Read Vampires: The Recent Undead Online
Authors: Paula Guran
Tags: #Romance, #Anthologies, #Horror, #Vampires, #Fantasy
It depends on if my grandmas got raped by the right sort of invaders?
Pretty much.
I’ll die otherwise, won’t I?
Yes. But that shouldn’t be why you choose to become a blood drinker, a nightwalker, an exile from every part of the daylight world.
It really isn’t all that bad being a vampire, but there are difficulties and the lifestyle should not be glamorized for potential newbies. No matter how much you want to share a coffin with them.
Can I stay with you if I change?
My heart sang at his question. And, oh, how my fangs ached!
Yes, I told him. For as long as you want. Forever if you want.

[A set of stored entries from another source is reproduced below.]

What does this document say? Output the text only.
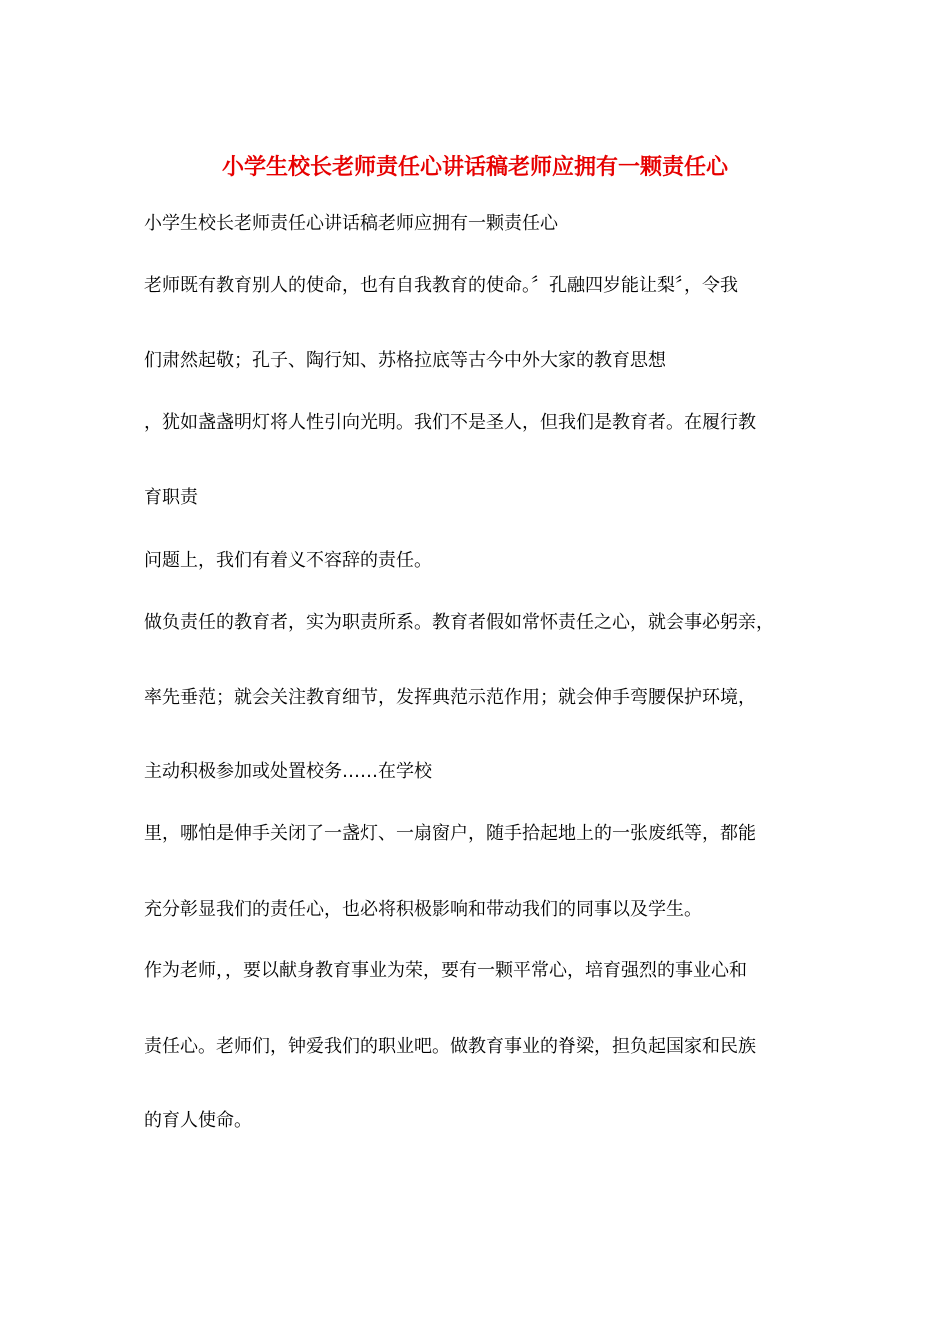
小学生校长老师责任心讲话稿老师应拥有一颗责任心
小学生校长老师责任心讲话稿老师应拥有一颗责任心
老师既有教育别人的使命，也有自我教育的使命。〞孔融四岁能让梨〞，令我
们肃然起敬；孔子、陶行知、苏格拉底等古今中外大家的教育思想
，犹如盏盏明灯将人性引向光明。我们不是圣人，但我们是教育者。在履行教
育职责
问题上，我们有着义不容辞的责任。
做负责任的教育者，实为职责所系。教育者假如常怀责任之心，就会事必躬亲，
率先垂范；就会关注教育细节，发挥典范示范作用；就会伸手弯腰保护环境，
主动积极参加或处置校务……在学校
里，哪怕是伸手关闭了一盏灯、一扇窗户，随手拾起地上的一张废纸等，都能
充分彰显我们的责任心，也必将积极影响和带动我们的同事以及学生。
作为老师，，要以献身教育事业为荣，要有一颗平常心，培育强烈的事业心和
责任心。老师们，钟爱我们的职业吧。做教育事业的脊梁，担负起国家和民族
的育人使命。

Forever sounds good to me. Do it.
Remember that it might not take. That—
Shut up and bite me.
I couldn’t argue with that. So I did.
And I’d never had a rush like it in all my years of sucking the good stuff! I couldn’t count the orgasms that shook me before every drop of him was flowing inside me.
I didn’t have to share my blood with him. Some sort of enzyme in my saliva was transferred to him from the bite and the enzyme would trigger the change if it was going to happen. But, just in case, I bit my wrist and poured a few drops of my blood into his mouth. Not that he was capable of swallowing. At this point he was essentially dead. He’d either get better or I’d have to dispose of his body in a way that the marks on his throat would never be seen.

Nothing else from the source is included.